Estou “buscando” idéias para usar em um trabalho, mas não sei se buscar é a palavra correta. Buscar, nesse caso, pode significar que estou indo em certas direções, o que não é exatamente o caso. Estou, sim, indo em diversas direções, mas não seguindo caminhos certeiros e sequer imagino o que esses seriam.

Estou indo, mas apenas observando. Sei o tipo de sensação que espero ver desperta ao encontrar, mas não o que faria isso acontecer. Nada é tão matemático ou mecânico assim, parece, e digo isso para chegar a um autor/criador específico: Artaud.

Há anos, quando lia muito sobre os surrealistas, tive o prazer de ler “O teatro e seu duplo”. A sensação de ler esse livro e as idéias que iam surgindo eram, para usar um termo comum ao texto, pestilentas. Artaud conseguiu, como poucos, dizer tanto sobre o que esperava sem, no entanto, dar a receita de bolo, a fórmula para obter. Acredito que nem Artaud sabia exatamente onde iria chegar: a aniquilação da palavra era o começo.
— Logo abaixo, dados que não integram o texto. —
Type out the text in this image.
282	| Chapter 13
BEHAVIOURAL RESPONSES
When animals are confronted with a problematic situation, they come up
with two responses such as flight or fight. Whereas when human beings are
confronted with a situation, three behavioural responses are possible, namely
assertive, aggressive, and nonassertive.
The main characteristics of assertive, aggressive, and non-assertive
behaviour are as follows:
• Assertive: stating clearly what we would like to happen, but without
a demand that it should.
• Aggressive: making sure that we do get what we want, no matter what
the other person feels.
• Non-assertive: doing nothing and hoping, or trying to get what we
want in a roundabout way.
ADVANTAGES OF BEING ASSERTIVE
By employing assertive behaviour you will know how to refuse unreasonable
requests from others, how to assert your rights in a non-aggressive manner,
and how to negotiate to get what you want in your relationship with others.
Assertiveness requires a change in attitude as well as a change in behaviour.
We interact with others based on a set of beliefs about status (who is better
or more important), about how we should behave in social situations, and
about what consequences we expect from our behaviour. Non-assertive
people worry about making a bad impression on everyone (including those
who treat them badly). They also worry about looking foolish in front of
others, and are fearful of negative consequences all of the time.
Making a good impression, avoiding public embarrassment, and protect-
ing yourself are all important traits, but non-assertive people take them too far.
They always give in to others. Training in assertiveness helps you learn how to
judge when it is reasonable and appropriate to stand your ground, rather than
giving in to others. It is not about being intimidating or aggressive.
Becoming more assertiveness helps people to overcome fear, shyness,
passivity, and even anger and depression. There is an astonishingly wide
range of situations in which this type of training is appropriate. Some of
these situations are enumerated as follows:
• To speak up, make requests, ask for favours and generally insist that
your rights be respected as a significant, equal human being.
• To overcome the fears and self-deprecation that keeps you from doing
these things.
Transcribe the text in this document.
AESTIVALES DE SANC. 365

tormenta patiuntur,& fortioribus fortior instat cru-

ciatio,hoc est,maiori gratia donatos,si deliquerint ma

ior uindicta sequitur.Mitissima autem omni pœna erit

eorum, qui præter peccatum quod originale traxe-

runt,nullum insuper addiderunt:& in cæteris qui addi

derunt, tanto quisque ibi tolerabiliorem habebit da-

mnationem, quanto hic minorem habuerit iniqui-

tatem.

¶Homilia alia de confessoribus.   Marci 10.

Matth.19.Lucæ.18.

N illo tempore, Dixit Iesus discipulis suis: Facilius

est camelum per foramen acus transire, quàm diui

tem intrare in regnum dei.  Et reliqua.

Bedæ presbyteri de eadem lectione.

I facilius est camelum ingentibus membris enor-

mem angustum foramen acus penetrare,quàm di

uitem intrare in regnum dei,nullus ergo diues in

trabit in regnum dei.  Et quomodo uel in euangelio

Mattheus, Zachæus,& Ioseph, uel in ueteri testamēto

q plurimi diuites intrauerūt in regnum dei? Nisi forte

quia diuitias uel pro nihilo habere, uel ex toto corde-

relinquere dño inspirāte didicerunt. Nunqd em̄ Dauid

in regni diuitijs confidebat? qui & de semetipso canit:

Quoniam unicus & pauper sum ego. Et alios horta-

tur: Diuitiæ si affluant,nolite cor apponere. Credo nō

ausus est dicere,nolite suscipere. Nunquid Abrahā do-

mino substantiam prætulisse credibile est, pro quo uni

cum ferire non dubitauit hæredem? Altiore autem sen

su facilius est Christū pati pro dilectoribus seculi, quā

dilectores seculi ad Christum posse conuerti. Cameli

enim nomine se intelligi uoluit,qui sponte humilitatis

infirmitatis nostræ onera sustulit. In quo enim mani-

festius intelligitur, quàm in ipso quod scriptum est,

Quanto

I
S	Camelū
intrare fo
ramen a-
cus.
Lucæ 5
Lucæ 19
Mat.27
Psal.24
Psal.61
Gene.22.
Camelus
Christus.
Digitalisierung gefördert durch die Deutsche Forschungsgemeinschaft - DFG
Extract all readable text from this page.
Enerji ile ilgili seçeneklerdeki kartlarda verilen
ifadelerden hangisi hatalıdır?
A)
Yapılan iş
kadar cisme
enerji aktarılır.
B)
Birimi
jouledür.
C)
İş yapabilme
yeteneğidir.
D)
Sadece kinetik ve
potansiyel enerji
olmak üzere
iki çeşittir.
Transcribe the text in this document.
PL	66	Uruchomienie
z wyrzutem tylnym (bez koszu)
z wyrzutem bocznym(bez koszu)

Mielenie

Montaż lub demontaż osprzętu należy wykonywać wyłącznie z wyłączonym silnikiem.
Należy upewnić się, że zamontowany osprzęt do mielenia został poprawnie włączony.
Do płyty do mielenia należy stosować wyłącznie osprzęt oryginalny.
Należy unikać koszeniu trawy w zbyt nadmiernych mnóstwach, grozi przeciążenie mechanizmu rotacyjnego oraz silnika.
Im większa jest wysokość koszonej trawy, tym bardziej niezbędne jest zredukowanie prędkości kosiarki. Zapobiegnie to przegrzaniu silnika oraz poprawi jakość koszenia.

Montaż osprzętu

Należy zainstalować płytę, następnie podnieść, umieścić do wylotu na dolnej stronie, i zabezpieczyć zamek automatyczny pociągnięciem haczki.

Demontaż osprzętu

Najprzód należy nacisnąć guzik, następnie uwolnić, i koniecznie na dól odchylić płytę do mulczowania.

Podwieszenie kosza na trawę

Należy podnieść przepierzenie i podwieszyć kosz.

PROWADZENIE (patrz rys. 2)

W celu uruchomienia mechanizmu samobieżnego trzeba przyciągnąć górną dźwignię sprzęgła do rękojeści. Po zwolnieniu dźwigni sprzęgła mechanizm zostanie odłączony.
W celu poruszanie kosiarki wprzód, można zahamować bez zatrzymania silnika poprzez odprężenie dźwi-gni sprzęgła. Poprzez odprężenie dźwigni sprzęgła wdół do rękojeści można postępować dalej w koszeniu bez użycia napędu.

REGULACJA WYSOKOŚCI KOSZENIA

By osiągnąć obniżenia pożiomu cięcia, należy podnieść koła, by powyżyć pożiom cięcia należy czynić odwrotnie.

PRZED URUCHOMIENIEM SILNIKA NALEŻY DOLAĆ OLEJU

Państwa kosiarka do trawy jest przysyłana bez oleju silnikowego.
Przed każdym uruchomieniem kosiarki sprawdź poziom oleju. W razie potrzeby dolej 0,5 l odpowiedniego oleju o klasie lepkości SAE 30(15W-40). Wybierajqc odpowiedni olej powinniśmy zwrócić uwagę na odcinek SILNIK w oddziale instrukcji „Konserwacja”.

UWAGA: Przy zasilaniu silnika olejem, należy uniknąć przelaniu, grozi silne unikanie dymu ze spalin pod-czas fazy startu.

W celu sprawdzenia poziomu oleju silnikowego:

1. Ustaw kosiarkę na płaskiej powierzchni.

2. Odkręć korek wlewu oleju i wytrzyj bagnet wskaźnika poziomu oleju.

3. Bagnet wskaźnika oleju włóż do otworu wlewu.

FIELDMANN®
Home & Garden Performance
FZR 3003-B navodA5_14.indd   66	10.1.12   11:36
Artaud não acreditava no verbo, nas palavras, não acreditava que pudessem transmitir a experiência toda, da maneira que queria. As palavras jamais seriam cruéis o suficiente para nos darem uma experiência tão extrema que nos transportasse para outro lugar, tão profundo, abissal e escuro, que não seria outro que nós mesmos. Acontece, porém, que uma vez nesse abismo interior, não seríamos indivíduos, não seríamos eu, você ou qualquer outro. Seriamos instinto, animais, ainda que humanos. Seria o ponto onde os extremos da razão e do corpo se encontram, a realidade explosiva, cruel, que tanto queria.

Como transformar os movimentos, os sons, as cores, os gritos de desespero, os gemidos de prazer, enfim, o ambiente, em algo além do comum, do ordinário? Os hábitos, segundo Hume, tem uma função importante na vida. Isso foi, inclusive, demonstrado. A única forma, então, de ruptura com o habitual é a morte? O teatro da crueldade pode provocá-la, em outro nível. Essa é a idéia.

Artaud nunca colocou em prática, com a abrangência que queria, o que pensou. Incorporou à sua vida muitos dos passos necessários, deu à sua rotina um caminho diferente. Transformou o que podia do comum em crueldade. Foi tratado como louco. É tão simples e reconfortante para o mundo tratar como loucas essas pessoas, não?

Voltando ao começo do texto: disse que caminho em diversas direções. O fato é que em qualquer uma delas espero encontrar apenas uma coisa. É um labirinto este lugar onde me encontro e, em seu final, espero, há um abismo.